We just had the catch up call with @jmarkham, @gaudi@bengtsjolen and me. Here’s a question that would be useful to get ideas for:
If we were to run some remote workshops using the HiSeqs. What kinds of things would be good to look at, take some images of and maybe extract “data” from. What could people learn from it?
Apologies for the slow reply Kaspar. With minimal or no modification you have (i) a fluorescent microscope/slide scanner and (ii) some extra chemistry stuff including a system for reliably mounting and plumbing a flow cell.
Used as a fluorescence microscope it can view stuff like is shown here:
I notice that the pre-prepared slides are very expensive but I link to them because this scope should be able to capture similar images. While doing your own staining is possible it’s probably not something you wanna do in your average maker-space for safety reasons. That leaves you with looking at samples which are naturally fluorescent or getting cast-offs from a friendly lab who does a lot of fluorescent microscopy. First, naturally occurring. Most living things auto-fluoresce but at low levels and they don’t provide much contrast. Notable exceptions are fluorescent jelly fish and model organisms that have had fluorescent genes akin to the fluorescing jelly fish gene inserted. I know you can get zebrafish and axolotls that glow and I would expect there’s yeast too, although I haven’t looked. Both of those would look great (until you fried the cells and they died). As for cast-offs, any developmental biology lab that looks at embryogenesis using model organisms such as c. elegans, drosophila and xenopis would be a good bet. I’m sure there will be willing labs. The the issue will be safety which I think is addressable.

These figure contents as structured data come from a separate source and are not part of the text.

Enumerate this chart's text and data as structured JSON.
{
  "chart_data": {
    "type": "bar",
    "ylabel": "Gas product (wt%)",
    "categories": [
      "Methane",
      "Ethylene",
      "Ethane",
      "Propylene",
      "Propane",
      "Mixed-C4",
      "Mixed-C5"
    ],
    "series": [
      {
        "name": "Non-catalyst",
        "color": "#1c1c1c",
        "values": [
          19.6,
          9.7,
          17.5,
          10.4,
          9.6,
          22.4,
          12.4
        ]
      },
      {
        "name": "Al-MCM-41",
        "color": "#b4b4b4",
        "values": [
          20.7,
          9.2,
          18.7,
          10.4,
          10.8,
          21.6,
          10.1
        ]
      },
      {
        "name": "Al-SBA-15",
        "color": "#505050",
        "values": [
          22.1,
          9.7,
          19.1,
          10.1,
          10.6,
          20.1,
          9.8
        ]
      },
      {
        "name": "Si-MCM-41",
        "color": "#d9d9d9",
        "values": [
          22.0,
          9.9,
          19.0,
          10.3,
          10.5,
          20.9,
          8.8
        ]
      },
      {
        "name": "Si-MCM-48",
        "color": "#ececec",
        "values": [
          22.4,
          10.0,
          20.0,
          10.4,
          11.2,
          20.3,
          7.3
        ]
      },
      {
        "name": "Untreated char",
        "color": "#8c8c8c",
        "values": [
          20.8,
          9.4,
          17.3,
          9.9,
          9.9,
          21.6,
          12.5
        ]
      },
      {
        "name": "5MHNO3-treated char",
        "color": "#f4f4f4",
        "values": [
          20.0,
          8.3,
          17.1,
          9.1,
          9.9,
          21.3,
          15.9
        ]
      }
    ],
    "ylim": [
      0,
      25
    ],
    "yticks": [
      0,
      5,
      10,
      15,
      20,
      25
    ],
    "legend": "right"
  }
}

Regarding (ii) from above - the chemistry and stage is what differentiates the hi-seq from a standard fluorescent microscope. There’s a couple of ways this could go. The stage is temperature controlled and you can perfuse liquid through the flow cell in a precise way. That means that one could do live cell imaging on the stage and make movies of things growing or reacting to changes in conditions (such as fluorescent zebrafish embryo https://www.youtube.com/watch?v=wJNRIDWjX-o, fluorescent yeast, or regenerating bits of fluorescent axlotl etc). Such activities would not require use of hazardous reagents. The other area that the chemistry and stage is useful for is molecular biology. This is what Kunal is doing and best describes what I was up to. It also includes sequencing DNA (ie. the intended use). For me, this is the main reason to keep the machine whole (as opposed to pulling out a “portable” microscope as Urs has done). I would describe it as a development platform for microfluidics/molecular biology. It can do in high throughput, in situ ligation, amplification, editing and quantification of DNA/RNA.
As I recall, your grant requires some sort of path to commercialisation. If you sell it as a tool for education/outreach then I guess your customers/partners are schools. If you sell it as a development platform for microfluidics then your customers/partners are research institutes and bio-hacking groups who want to DIY various kinds of assays for research and diagnostic purposes.